Debate societies could have a field day with any one of these issues, but suffice it to say that it was not only about the issues. It was more about how calling out such divisive issues immediately after the election robs a mayor of that honeymoon many public officials enjoy in the first few weeks or months of tenure. It’s a moment when an elected official’s most loyal supporters should respect the various constituencies a mayor serves and avoid tactics that divide rather than unite a city, especially in the politically charged atmosphere of the capital city.

Although most Boiseans have forgotten this moment of controversy, the Republican Party of Idaho did not.

Its chairman, Tom Luna, jumped on it like a shot out of a cannon. He decried the recommendations, attributing all of them to the new mayor, a bit of a stretch since she did create the committees but may not have known what they would produce nor agree with all of them.

Luna called it a “rallying cry” for the Republican Party and labeled the transition reports “the liberal, socialist agenda of the Democratic Party.”

The transition kerfuffle energized Republican loyalists to wage a successful campaign to elect Willits so she could enter the City Council stage right. It didn’t take her long to show the true colors of the Republican Party when she voted “no” recently on the city’s purchase of a mobile home park so its residents and their families would not lose their homes.

The city’s plan was to buy the park for $3.25 million. No doubt, if this property had gone on the frenzied and inflated real estate market of today, residents of that mobile home park would be out on the street. An equally disastrous outcome for mobile homeowners is what the New York Times reported as a growing trend where investors buy up mobile home parks and then raise rents, as they did by 50% in Colorado recently.

Willits claimed that taking this mobile home park off the taxpayer rolls would increase property taxes on the rest of Boise’s property taxpayers. Property taxes collected on the mobile home park totaled $14,000, which when shifted to all of Boise’s property taxpayers is negligible, but it gave Willits the opportunity to stake her claim to the kind of bogus Republican thinking that characterizes the party in Idaho today and has now gained a foothold on the Boise City Council.

She also objected to Boise becoming a landlord, even though the city already manages a small stock of 200 rental units, and these residents could easily be incorporated into the existing stock.

Willits gave her Republican friends in the state Legislature a shoutout when she claimed the purchase would have the City Council doing something opposite what the state Legislature was trying to do on the property tax issue.

First, let’s hope someone, somewhere in local governments across Idaho does something opposite what the ham-handed and fanatical Republicans in the state Legislature are doing. Since when is it the job of a city council to knee-jerk to the whims of the increasingly extreme agenda of the Republican-controlled Legislature?

Willits’ vote is a preview of coming attractions as to how the Republican Party would govern at the local level and how they regard residents victimized by the aggressive forces of a real estate market beyond their control.
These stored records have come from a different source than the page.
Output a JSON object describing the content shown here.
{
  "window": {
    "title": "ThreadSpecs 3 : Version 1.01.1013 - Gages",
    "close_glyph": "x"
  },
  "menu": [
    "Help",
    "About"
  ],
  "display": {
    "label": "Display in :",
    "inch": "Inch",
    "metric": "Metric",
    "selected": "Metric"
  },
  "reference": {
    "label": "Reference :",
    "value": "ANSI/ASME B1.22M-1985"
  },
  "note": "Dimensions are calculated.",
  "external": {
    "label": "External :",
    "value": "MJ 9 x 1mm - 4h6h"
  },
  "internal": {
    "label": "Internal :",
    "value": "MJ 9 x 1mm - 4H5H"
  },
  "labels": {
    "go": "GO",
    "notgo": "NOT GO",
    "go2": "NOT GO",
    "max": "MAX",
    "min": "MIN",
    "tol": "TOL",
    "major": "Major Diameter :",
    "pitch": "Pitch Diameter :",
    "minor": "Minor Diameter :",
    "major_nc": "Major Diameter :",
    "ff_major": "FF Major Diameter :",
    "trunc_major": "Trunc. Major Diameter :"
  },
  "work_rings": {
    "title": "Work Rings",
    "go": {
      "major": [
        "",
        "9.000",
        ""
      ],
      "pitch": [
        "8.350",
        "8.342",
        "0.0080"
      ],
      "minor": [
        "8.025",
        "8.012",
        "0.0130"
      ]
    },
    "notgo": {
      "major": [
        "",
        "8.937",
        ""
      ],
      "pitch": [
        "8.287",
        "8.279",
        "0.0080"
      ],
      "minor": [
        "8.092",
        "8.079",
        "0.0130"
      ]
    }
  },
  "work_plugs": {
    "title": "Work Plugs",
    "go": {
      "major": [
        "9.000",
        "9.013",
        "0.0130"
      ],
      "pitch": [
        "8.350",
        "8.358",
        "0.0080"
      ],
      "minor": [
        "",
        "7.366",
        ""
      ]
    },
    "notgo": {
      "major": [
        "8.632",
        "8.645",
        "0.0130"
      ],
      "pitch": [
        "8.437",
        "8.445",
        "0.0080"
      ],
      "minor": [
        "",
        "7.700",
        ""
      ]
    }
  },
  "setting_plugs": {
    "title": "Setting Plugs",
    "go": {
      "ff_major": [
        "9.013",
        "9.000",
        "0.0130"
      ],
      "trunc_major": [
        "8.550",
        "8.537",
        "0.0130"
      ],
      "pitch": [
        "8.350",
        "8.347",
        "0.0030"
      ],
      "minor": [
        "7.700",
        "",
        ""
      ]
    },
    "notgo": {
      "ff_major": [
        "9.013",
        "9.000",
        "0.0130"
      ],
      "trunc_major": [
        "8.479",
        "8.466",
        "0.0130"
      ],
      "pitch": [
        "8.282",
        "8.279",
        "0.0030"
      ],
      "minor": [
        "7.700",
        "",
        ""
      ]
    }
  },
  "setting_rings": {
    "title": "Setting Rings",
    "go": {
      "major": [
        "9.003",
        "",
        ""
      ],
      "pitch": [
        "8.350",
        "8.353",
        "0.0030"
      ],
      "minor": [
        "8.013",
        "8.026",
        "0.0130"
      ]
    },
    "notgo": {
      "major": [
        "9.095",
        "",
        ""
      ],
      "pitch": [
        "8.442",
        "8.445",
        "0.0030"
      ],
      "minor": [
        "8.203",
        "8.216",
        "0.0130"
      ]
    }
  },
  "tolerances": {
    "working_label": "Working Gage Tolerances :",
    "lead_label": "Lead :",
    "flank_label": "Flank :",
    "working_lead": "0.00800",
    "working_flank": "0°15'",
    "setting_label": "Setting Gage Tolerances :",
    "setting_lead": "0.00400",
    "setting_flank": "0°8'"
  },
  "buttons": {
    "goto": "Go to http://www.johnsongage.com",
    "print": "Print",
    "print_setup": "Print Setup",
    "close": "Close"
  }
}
For Republicans at ground zero of an affordable housing crisis and Lucy Willits in particular, take a lesson from the Tin Woodman in search of a heart in the Wizard of Oz. Instead of opposing an opportunity to help a few of Boise’s citizens in a time of crisis, throw a little heart into your work and ignore the callous disregard your party too often has for those in need.

Republican majorities in the state Legislature already reign supreme in that category.

Bob Kustra served as president of Boise State University from 2003 to 2018. He is host of Reader’s Corner on Boise State Public Radio and is a regular columnist for the Idaho Statesman. He served two terms as Illinois lieutenant governor and 10 years as a state legislator.